Safety Data Sheets, or SDS, give crews the information they need to handle chemical products safely on the job. Paints, adhesives, sealants, cleaners, fuels, coatings, and concrete products may all come with health, fire, reactivity, or exposure hazards that are not obvious from the container alone. When workers use a product without knowing the risks, they can end up with burns, breathing trouble, eye injuries, skin irritation, or a bad reaction during mixing or cleanup.
This talk covers how to use an SDS as a jobsite safety tool instead of just paperwork in a binder.

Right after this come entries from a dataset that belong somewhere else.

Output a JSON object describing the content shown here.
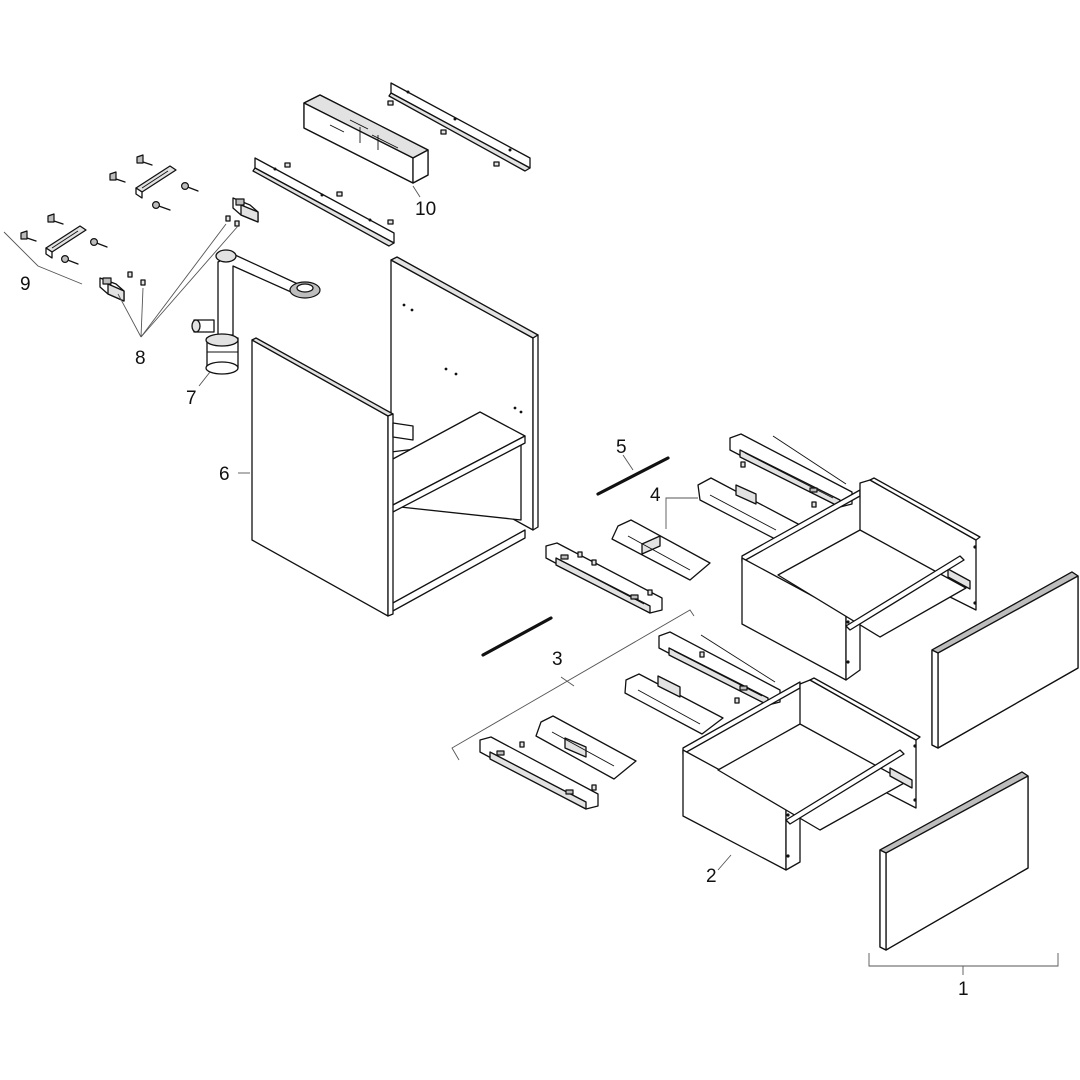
{
  "callouts": {
    "c1": "1",
    "c2": "2",
    "c3": "3",
    "c4": "4",
    "c5": "5",
    "c6": "6",
    "c7": "7",
    "c8": "8",
    "c9": "9",
    "c10": "10"
  }
}
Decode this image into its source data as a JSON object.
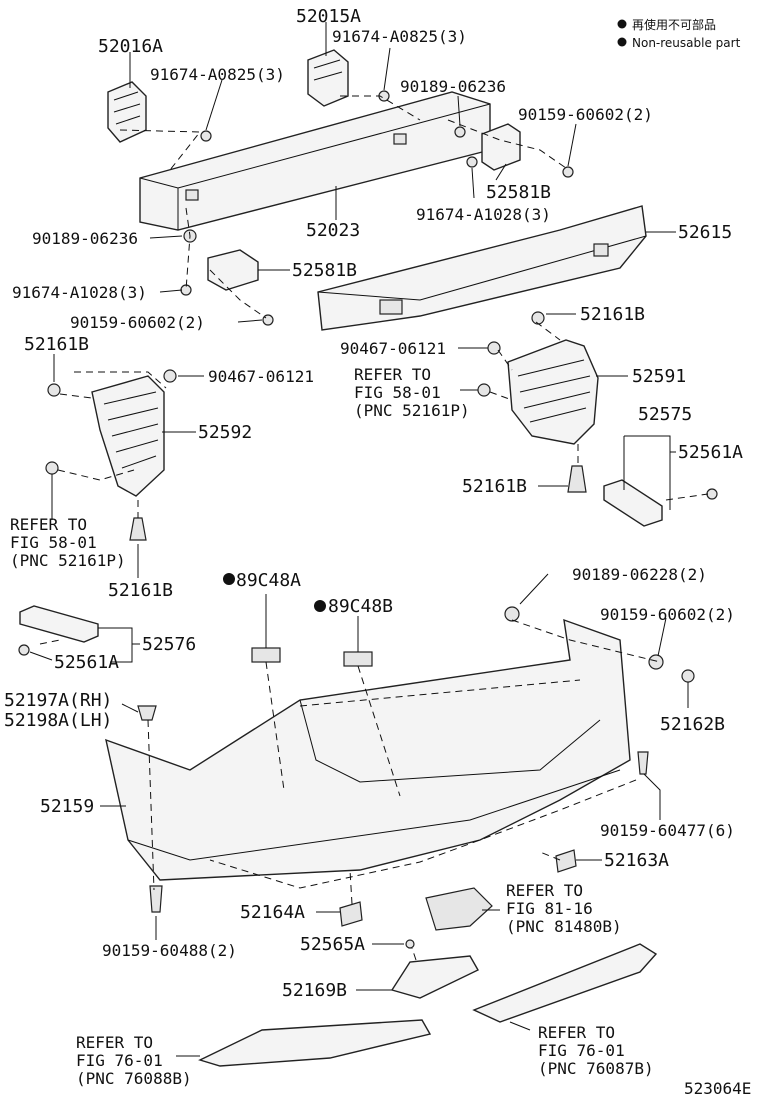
{
  "legend": {
    "line1": "再使用不可部品",
    "line2": "Non-reusable part"
  },
  "labels": {
    "p52015A": "52015A",
    "p52016A": "52016A",
    "p91674_A0825_top": "91674-A0825(3)",
    "p91674_A0825_left": "91674-A0825(3)",
    "p90189_06236_top": "90189-06236",
    "p90159_60602_top": "90159-60602(2)",
    "p52581B_top": "52581B",
    "p91674_A1028_right": "91674-A1028(3)",
    "p52023": "52023",
    "p52615": "52615",
    "p90189_06236_left": "90189-06236",
    "p52581B_left": "52581B",
    "p91674_A1028_left": "91674-A1028(3)",
    "p90159_60602_left": "90159-60602(2)",
    "p52161B_tl": "52161B",
    "p52161B_tr": "52161B",
    "p90467_06121_left": "90467-06121",
    "p90467_06121_mid": "90467-06121",
    "p52591": "52591",
    "p52592": "52592",
    "p52575": "52575",
    "p52561A_right": "52561A",
    "p52161B_mid": "52161B",
    "p52161B_bottom": "52161B",
    "p89C48A": "89C48A",
    "p89C48B": "89C48B",
    "p90189_06228": "90189-06228(2)",
    "p90159_60602_mid": "90159-60602(2)",
    "p52576": "52576",
    "p52561A_left": "52561A",
    "p52162B": "52162B",
    "p52197A": "52197A(RH)",
    "p52198A": "52198A(LH)",
    "p52159": "52159",
    "p90159_60477": "90159-60477(6)",
    "p52163A": "52163A",
    "p52164A": "52164A",
    "p52565A": "52565A",
    "p52169B": "52169B",
    "p90159_60488": "90159-60488(2)",
    "diagram_code": "523064E"
  },
  "refs": {
    "r1": {
      "line1": "REFER TO",
      "line2": "FIG 58-01",
      "line3": "(PNC 52161P)"
    },
    "r2": {
      "line1": "REFER TO",
      "line2": "FIG 58-01",
      "line3": "(PNC 52161P)"
    },
    "r3": {
      "line1": "REFER TO",
      "line2": "FIG 81-16",
      "line3": "(PNC 81480B)"
    },
    "r4": {
      "line1": "REFER TO",
      "line2": "FIG 76-01",
      "line3": "(PNC 76088B)"
    },
    "r5": {
      "line1": "REFER TO",
      "line2": "FIG 76-01",
      "line3": "(PNC 76087B)"
    }
  }
}
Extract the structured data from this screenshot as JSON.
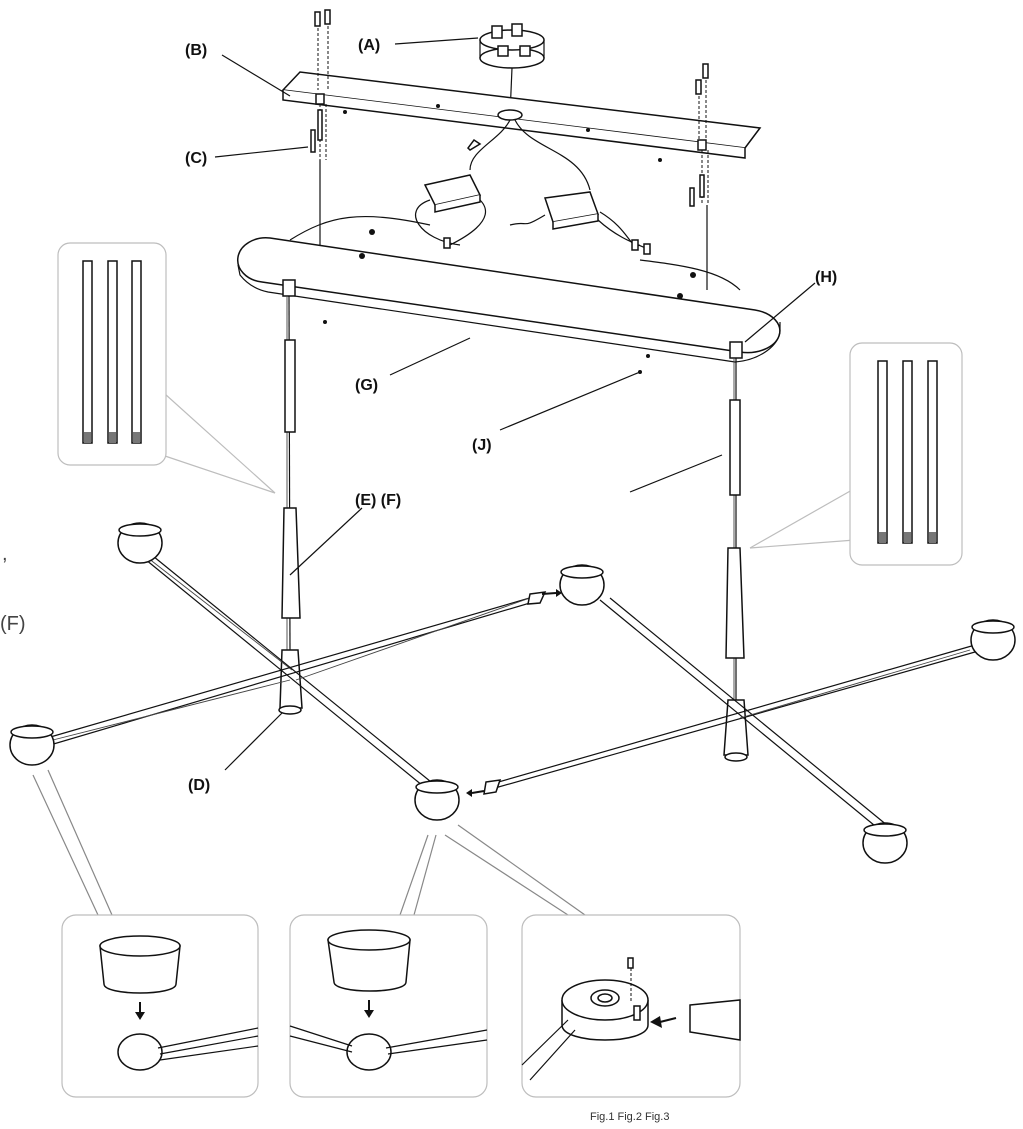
{
  "labels": {
    "a": "(A)",
    "b": "(B)",
    "c": "(C)",
    "d": "(D)",
    "ef": "(E) (F)",
    "g": "(G)",
    "h": "(H)",
    "j": "(J)",
    "f_edge": "(F)",
    "comma_edge": ","
  },
  "caption": "Fig.1 Fig.2 Fig.3"
}
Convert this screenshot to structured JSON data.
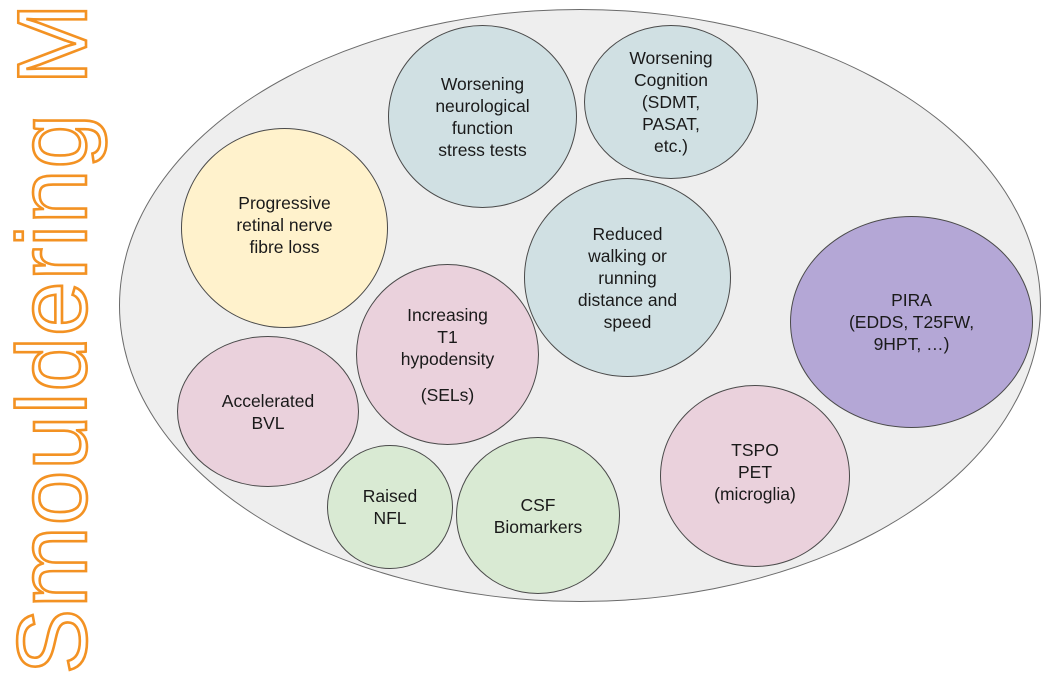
{
  "title": "Smouldering MS",
  "colors": {
    "title": "#f39223",
    "outer_fill": "#eeeeee",
    "blue": "#d0e0e3",
    "yellow": "#fff2cc",
    "pink": "#ead1dc",
    "green": "#d9ead3",
    "purple": "#b4a7d6"
  },
  "circles": {
    "neuro_stress": {
      "lines": [
        "Worsening",
        "neurological",
        "function",
        "stress tests"
      ]
    },
    "cognition": {
      "lines": [
        "Worsening",
        "Cognition",
        "(SDMT,",
        "PASAT,",
        "etc.)"
      ]
    },
    "retinal": {
      "lines": [
        "Progressive",
        "retinal nerve",
        "fibre loss"
      ]
    },
    "walking": {
      "lines": [
        "Reduced",
        "walking or",
        "running",
        "distance and",
        "speed"
      ]
    },
    "t1": {
      "lines": [
        "Increasing",
        "T1",
        "hypodensity",
        "(SELs)"
      ]
    },
    "pira": {
      "lines": [
        "PIRA",
        "(EDDS, T25FW,",
        "9HPT, …)"
      ]
    },
    "bvl": {
      "lines": [
        "Accelerated",
        "BVL"
      ]
    },
    "tspo": {
      "lines": [
        "TSPO",
        "PET",
        "(microglia)"
      ]
    },
    "nfl": {
      "lines": [
        "Raised",
        "NFL"
      ]
    },
    "csf": {
      "lines": [
        "CSF",
        "Biomarkers"
      ]
    }
  }
}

We will focus on what information crews need before using a product, where to find key hazard details, what controls to follow, and when the crew needs to stop work until the information is clear.
Why This Matters
- An SDS explains the real hazards of a product before a worker is exposed to it.
- It helps crews choose the right PPE, ventilation, storage, and cleanup methods.
- It gives first aid and emergency response information if something goes wrong.
- It helps prevent workers from mixing, storing, or using products the wrong way.
- Knowing how to read an SDS can stop a routine task from turning into an injury or fire.
Common Hazards
- Using a chemical product without reviewing the SDS before the task starts.
- Not knowing the required gloves, eye protection, respirator, or ventilation for the product.
- Missing first aid information when a splash, inhalation, or skin exposure happens.
- Workers relying only on the product label and missing important storage or handling warnings.
- SDS sheets not being available in the work area when crews need them.
- Using old, incomplete, or hard-to-read SDS information for the wrong product.
- Mixing products without checking incompatibility, fire risk, or reaction hazards.
- A crew member grabbing a common cleaner or aerosol from another trade without realizing the SDS calls for controls that are different from the products normally used on site.
Safety Checklist
Before Work Begins
- Identify every chemical product the crew will use during the shift.
- Make sure the SDS for each product is available, readable, and matches the exact product on site.
- Review key sections for hazards, PPE, first aid, handling, storage, and spill response.
- Confirm workers understand the main risks before opening or mixing the product.
- Check that required PPE, ventilation, and cleanup materials are ready before work starts.
- Know where the SDS is kept and how to access it quickly in an emergency.
- Remove any unlabeled secondary containers until they are identified and properly marked.
During Work
- Follow the handling and use instructions listed on the SDS and product label.
- Keep the SDS accessible if the product stays in use through the shift.
- Watch for signs of exposure such as dizziness, coughing, skin irritation, or eye watering.
- Use the required PPE and replace damaged gloves or eye protection right away.
- Do not mix chemicals or change the application method without checking the SDS first.
- Keep containers closed when not in use and store products as directed.
- Stop and review the SDS again if site conditions change, especially in tight spaces, hot weather, or poor ventilation.
Crew Talking Points
- What chemical products are we using today that require an SDS review?
- Does everyone know where to find the SDS for the products in this area?
- What PPE and ventilation does the SDS call for on today’s task?
- What first aid steps do we need to know if someone gets exposed?
- Are any products being poured into secondary containers that need proper labels?
- Do any of today’s chemicals create extra fire, reactivity, or storage concerns?
- Raise any concern now if you do not understand a product hazard or cannot find the SDS you need.
Stop Work If
- The SDS is missing, unreadable, or does not match the product being used.
- Workers do not know the hazards or required controls for the chemical.
- Required PPE, ventilation, or spill response materials are not available.
- A product is in an unlabeled container and cannot be positively identified.
- Chemicals are being mixed, heated, or applied without checking compatibility and safe use information.
- A worker shows signs of exposure and the crew does not know the first aid steps.
- The product is being used in conditions that the SDS does not support, such as poor ventilation or unsafe heat exposure.
Final Reminder
An SDS is not just paperwork for the office. It tells the crew how to use a product safely, what can go wrong, and what to do before someone gets hurt.